Ergens in een mistroostig parallel universum dat we gemakshalve het echte leven noemen, lopen blijkbaar mensen rond die hun betekenisloze avonden met Netflix vullen.
In Blade Runner 2049 is het motto van de replicanten nog steeds ‘more human than human’ en Villeneuve heeft iets gemaakt dat meer film dan film is. Wat hij Deakins allemaal uit zijn camera laat toveren, hoort niet gewoon thuis in een museum, er zou een speciaal museum voor gebouwd moeten worden.
Met een in visuele melancholie gedoopte landschaps-, stads- en interieurfotografie creëerde de regisseur met zijn team een futuristische wereld die te troosteloos is om er in te willen wonen, maar die toch doet dromen. En niet eens van elektrische schapen, maar wel van regenachtige toekomststeden vol neonlicht, oneindig uitgestrekte vuilnisbelten en verlaten snelwegen onder een dikke laag oranje stof.

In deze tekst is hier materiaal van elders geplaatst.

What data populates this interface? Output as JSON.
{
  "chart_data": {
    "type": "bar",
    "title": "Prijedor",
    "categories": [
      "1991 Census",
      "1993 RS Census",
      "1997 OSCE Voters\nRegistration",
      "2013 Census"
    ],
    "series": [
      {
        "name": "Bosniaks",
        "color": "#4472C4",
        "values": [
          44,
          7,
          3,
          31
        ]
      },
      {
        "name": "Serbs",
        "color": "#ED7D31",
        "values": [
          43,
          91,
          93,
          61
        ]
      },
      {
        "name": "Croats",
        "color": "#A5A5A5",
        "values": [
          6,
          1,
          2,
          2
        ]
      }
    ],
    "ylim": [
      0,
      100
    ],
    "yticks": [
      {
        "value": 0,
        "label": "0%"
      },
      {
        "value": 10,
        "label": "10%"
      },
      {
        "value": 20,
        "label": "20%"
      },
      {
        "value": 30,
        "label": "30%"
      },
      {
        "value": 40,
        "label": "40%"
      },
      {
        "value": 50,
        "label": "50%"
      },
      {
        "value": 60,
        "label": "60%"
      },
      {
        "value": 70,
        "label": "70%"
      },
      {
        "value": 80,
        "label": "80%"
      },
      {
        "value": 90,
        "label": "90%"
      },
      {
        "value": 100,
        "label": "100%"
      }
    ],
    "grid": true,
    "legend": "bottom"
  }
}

In een puur cinematografische aanval op alles wat mensen tot mensen maakt, bestookt de auteur de zintuigen (dat geluid dat achteraf nog dagenlang in uw borstbeen natrilt), het verstand (die soms bijna achteloos geopperde filosofische vraagstukken) en de emoties (die hartverscheurende blik van Ryan Gosling).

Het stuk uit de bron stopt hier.